Controller HA Details¶
Aviatrix Controller HA operates by relying on an AWS Auto Scaling Group. This ASG has a desired capacity of 1. If the Controller EC2 instance is stopped or terminated, it will be automatically re-deployed by the ASG.
An AWS Lambda script is notified via SNS when new instances are launched by the Auto Scaling Group. This script handles configuration using a recent Controller backup file. The Aviatrix Controller manages these backups once enabled.
Restoring the Aviatrix Controller from a newly built instance requires access to the S3 bucket to retrieve the latest backup file. In order to do this, the newly built EC2 Controller instance must be granted permission to read files in the bucket. The simplest method of doing this is via an IAM user with programmatic access to the S3 bucket.
Steps to Enable Controller HA¶
Launch CloudFormation Stack¶
Log in to the AWS console and switch to the region where your existing AVX Controller is installed.
Launch this CloudFormation stack
Populate the fields as follows:
Field Expected Value Stack name Any valid stack name. Enter VPC of existing controller instance. Select the VPC in this region where the AVX Controller is installed. Enter one or more subnets in different Availability zones within that VPC. Select the subnet where the Controller is installed and optionally one additional subnet for redundancy. Enter Name tag of the existing Aviatrix Controller instance. Enter the Name tag for the existing Controller EC2 instance. Enter S3 Bucket which will be used to store backup files. Name of S3 bucket that stores the backup files from the AVX Controller. Enter an email to receive notifications for autoscaling group events Enter an email address that will be notified whenever a new Controller is provisioned.

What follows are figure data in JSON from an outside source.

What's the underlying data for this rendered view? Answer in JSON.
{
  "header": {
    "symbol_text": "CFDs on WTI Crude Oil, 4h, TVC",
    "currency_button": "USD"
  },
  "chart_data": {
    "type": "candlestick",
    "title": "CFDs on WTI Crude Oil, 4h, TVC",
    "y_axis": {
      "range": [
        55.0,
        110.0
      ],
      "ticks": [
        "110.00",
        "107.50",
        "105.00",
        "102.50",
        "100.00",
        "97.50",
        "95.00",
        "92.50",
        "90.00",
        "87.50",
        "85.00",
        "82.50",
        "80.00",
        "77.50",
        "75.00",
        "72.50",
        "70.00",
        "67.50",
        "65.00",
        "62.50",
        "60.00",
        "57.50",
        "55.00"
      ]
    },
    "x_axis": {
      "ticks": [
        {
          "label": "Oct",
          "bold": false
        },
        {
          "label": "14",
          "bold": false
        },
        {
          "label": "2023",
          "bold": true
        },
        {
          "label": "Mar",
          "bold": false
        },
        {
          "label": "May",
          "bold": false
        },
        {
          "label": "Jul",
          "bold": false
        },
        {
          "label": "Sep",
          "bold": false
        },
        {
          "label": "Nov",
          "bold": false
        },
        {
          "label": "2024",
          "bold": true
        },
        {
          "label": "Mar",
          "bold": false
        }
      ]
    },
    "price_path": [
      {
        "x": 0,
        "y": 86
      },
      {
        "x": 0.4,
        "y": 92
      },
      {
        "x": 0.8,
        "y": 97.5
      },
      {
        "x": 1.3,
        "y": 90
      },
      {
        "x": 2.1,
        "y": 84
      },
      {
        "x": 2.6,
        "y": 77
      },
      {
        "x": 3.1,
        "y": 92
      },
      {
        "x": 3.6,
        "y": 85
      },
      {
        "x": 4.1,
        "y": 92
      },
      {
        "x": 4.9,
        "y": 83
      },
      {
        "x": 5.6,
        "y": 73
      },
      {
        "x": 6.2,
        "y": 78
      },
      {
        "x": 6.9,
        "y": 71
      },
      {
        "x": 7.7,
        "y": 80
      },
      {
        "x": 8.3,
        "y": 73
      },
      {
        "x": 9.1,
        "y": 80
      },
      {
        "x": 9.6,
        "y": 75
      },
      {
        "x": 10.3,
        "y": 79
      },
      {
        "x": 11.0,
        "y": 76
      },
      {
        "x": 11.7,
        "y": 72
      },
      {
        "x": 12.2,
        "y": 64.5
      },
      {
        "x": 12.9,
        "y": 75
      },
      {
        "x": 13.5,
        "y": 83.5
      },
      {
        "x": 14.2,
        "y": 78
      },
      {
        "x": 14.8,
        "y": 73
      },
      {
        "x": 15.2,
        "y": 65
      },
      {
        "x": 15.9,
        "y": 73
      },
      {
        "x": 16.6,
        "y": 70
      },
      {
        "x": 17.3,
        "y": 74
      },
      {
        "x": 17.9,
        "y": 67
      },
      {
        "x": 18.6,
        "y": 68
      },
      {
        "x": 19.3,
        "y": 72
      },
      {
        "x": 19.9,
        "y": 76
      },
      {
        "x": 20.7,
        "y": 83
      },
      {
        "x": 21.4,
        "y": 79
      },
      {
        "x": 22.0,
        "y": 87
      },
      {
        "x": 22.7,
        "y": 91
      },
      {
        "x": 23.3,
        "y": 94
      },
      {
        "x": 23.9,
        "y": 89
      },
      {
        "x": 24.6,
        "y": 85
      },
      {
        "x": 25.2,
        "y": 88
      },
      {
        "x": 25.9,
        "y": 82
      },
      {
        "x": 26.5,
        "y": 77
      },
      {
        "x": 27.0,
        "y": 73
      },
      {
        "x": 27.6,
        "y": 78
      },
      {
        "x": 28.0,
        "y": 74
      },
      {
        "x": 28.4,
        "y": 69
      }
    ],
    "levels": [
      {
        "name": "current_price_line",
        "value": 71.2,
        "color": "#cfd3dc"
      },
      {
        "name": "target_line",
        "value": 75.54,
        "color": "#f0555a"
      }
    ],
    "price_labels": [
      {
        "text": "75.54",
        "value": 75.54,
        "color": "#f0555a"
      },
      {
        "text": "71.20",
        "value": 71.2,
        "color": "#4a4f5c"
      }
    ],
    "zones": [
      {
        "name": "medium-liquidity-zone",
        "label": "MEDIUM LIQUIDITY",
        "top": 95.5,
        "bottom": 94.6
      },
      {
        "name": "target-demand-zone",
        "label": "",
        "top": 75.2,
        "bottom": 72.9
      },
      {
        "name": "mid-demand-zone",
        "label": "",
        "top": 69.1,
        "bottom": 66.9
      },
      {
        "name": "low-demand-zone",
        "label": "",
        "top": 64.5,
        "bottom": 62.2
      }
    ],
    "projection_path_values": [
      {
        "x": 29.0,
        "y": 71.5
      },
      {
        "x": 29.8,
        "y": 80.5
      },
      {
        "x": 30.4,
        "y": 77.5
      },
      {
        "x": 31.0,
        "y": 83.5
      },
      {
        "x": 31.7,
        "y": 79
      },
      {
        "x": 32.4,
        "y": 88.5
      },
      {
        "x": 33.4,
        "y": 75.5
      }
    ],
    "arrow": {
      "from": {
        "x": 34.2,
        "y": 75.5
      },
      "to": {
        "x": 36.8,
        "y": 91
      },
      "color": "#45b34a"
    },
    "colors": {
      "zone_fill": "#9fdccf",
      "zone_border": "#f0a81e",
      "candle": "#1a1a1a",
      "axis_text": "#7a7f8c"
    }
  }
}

Populate any additional CloudFormation Options.
Check “I acknowledge that AWS CloudFormation might create IAM resources with custom names.”
Refresh the Stacks page and wait for the status of this stack to change to CREATE_COMPLETE
If the stack fails (and ends with status of ROLLBACK_COMPLETE) check the log messages in the Events section. If you see an error that says “Failed to create resource. AMI is not latest. Cannot enable Controller HA. Please backup/restore to the latest AMI before enabling controller HA. ”, then follow the steps outlined here.
This stack creates the following:
- An Autoscaling group of size 1 and associated security group
- A SNS topic with same name as of existing controller instance
- An email subscription to the SNS topic (optional)
- A Lambda function for setting up HA and restoring configuration automatically
- An AWS Role for Lambda and corresponding role policy with required permissions
Additional instructions and code are available here.
Steps to Disable Controller HA¶
You can disable Controller HA by deleting the Controller HA CloudFormation stack.
Log in to AWS Console, go to CloudFormation Service, identify the CloudFormation stack you used to enable Controller HA and delete the stack.
- Can two controllers in two different regions be linked such that they can detect if one or the other is down? Is this possible?
- Our Controller HA script leverages EC2 auto scaling. EC2 auto scaling doesn’t support cross regions but it does support cross AZs. The script will automatically bring up a new Controller in case the existing Controller enters an unhealthy state.
- Could a controller in a different region be used to restore a saved configuration in case of disaster recovery? Will the change in controller’s IP cause any issues?
- A controller can be manually launched from a different region and the backed up configuration can be restored on it. The controller’s new EIP shouldn’t cause any issue unless SAML VPN authentication is being used. (All peering tunnels will still work). In that case, SAML VPN client will need reach the controller IP address. If FQDN hostname is used for the controller for SAML, then it should work after changing the Route 53 to resolve to the correct EIP in the different region.